Hello,
I am trying to use nanoLLM on a Jetson Orin Nano 8GB (JetPack 6.1) with the following command:
jetson-containers run $(autotag nano_llm) \
python3 -m nano_llm.chat --api=mlc \
--model Efficient-Large-Model/VILA-2.7b \
--max-context-len 256 \
--max-new-tokens 32
However, I encounter the following error:
Traceback (most recent call last):
File "/usr/lib/python3.10/runpy.py", line 196, in _run_module_as_main
return _run_code(code, main_globals, None,
File "/usr/lib/python3.10/runpy.py", line 86, in _run_code
exec(code, run_globals)
File "/opt/NanoLLM/nano_llm/chat/__main__.py", line 32, in <module>
model = NanoLLM.from_pretrained(
File "/opt/NanoLLM/nano_llm/nano_llm.py", line 91, in from_pretrained
model = MLCModel(model_path, **kwargs)
File "/opt/NanoLLM/nano_llm/models/mlc.py", line 60, in __init__
quant = MLCModel.quantize(self.model_path, self.config, method=quantization, max_context_len=max_context_len, **kwargs)
File "/opt/NanoLLM/nano_llm/models/mlc.py", line 276, in quantize
subprocess.run(cmd, executable='/bin/bash', shell=True, check=True)
File "/usr/lib/python3.10/subprocess.py", line 526, in run
raise CalledProcessError(retcode, process.args,
subprocess.CalledProcessError: Command 'python3 -m mlc_llm.build --model /data/models/mlc/dist/models/VILA-2.7b --quantization q4f16_ft --target cuda --use-cuda-graph --use-flash-attn-mqa --sep-embed --max-seq-len 256 --artifact-path /data/models/mlc/dist/VILA-2.7b/ctx256 --use-safetensors ' died with <Signals.SIGKILL: 9>.

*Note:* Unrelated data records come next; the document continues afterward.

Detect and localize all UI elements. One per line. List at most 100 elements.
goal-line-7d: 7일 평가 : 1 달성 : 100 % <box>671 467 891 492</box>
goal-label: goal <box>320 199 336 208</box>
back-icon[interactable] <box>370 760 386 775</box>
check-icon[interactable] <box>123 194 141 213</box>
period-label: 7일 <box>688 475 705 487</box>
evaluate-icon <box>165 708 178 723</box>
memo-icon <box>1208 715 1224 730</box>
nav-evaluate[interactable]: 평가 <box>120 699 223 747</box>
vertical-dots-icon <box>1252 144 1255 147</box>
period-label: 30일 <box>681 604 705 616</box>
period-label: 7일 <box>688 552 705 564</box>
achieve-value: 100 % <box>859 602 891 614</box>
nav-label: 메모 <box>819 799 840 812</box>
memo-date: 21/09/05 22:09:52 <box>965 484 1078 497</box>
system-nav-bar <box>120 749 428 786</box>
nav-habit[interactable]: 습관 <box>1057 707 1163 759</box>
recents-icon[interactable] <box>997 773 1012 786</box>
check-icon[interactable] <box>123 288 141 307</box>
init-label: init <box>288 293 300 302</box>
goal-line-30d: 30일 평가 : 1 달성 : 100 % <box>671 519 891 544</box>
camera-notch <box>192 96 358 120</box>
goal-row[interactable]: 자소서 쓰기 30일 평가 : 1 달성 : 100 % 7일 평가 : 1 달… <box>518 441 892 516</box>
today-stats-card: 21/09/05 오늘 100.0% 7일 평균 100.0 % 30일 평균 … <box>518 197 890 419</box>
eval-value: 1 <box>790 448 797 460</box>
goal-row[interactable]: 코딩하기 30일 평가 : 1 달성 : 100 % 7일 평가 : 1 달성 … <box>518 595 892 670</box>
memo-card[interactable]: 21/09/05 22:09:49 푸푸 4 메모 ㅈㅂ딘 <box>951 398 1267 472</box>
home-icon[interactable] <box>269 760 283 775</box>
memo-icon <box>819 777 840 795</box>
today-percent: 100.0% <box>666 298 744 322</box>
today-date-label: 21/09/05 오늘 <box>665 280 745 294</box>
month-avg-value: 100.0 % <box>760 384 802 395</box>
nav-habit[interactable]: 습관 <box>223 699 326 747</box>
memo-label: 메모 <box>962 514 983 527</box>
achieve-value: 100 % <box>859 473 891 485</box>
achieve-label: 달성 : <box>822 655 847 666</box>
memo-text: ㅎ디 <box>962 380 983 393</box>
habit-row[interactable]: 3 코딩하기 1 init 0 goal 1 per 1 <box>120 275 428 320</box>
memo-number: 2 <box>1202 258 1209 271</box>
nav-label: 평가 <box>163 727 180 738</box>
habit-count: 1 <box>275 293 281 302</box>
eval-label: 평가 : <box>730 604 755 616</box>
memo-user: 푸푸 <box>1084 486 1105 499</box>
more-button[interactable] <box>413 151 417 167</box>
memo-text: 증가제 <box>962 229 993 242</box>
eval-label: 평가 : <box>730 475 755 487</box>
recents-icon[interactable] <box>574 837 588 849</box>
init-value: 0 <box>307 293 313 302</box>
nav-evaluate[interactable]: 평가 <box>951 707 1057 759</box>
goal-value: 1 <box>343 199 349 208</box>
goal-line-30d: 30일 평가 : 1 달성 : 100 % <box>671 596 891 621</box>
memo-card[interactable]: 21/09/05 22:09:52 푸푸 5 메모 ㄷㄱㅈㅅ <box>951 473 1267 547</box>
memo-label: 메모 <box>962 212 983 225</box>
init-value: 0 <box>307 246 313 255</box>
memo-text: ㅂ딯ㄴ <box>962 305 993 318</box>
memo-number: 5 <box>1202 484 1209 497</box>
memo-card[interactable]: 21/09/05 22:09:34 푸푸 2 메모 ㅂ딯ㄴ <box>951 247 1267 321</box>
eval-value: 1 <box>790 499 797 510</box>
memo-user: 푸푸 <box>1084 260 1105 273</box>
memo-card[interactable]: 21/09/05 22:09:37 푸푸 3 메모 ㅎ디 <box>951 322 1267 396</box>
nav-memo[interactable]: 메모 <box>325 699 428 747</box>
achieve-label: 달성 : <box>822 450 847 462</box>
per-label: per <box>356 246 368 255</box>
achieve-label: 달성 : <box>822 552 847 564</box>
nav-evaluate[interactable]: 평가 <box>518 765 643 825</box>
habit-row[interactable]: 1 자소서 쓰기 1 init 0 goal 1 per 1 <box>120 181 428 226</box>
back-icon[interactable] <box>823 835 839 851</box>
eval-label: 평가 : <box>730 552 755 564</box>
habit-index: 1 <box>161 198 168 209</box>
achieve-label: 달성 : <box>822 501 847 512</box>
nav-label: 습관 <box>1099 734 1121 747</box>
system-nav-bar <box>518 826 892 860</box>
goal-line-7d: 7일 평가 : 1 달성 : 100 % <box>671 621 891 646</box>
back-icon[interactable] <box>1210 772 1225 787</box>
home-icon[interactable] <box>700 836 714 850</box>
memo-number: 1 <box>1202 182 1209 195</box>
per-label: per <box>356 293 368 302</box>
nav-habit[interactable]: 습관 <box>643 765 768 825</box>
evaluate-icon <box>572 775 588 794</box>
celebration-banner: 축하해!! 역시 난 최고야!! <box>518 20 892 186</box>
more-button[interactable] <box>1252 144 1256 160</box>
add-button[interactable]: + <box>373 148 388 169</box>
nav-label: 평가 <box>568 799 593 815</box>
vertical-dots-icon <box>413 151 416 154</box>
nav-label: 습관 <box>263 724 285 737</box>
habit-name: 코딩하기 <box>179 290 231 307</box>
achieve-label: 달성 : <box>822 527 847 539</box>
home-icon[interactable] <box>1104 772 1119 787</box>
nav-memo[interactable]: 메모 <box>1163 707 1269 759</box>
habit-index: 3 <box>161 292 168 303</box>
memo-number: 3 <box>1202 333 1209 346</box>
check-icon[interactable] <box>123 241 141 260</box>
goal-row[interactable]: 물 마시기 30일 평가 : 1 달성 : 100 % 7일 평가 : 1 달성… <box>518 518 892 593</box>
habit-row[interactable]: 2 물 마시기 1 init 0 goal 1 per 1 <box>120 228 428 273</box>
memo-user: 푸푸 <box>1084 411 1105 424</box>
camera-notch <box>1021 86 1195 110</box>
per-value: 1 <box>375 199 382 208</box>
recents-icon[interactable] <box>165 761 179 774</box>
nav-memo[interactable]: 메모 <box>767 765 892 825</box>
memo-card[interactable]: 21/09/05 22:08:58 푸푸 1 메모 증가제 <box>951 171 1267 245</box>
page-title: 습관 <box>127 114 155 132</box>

According to the tutorial provided on Jetson AI Lab, the VILA-2.7b model should work on Jetson Orin Nano.
When looking at the Jetson Power GUI, I see that the memory usage has reached 8GB. Is this a problem?
I would greatly appreciate any insights or solutions to resolve this issue. Thank you in advance for your assistance!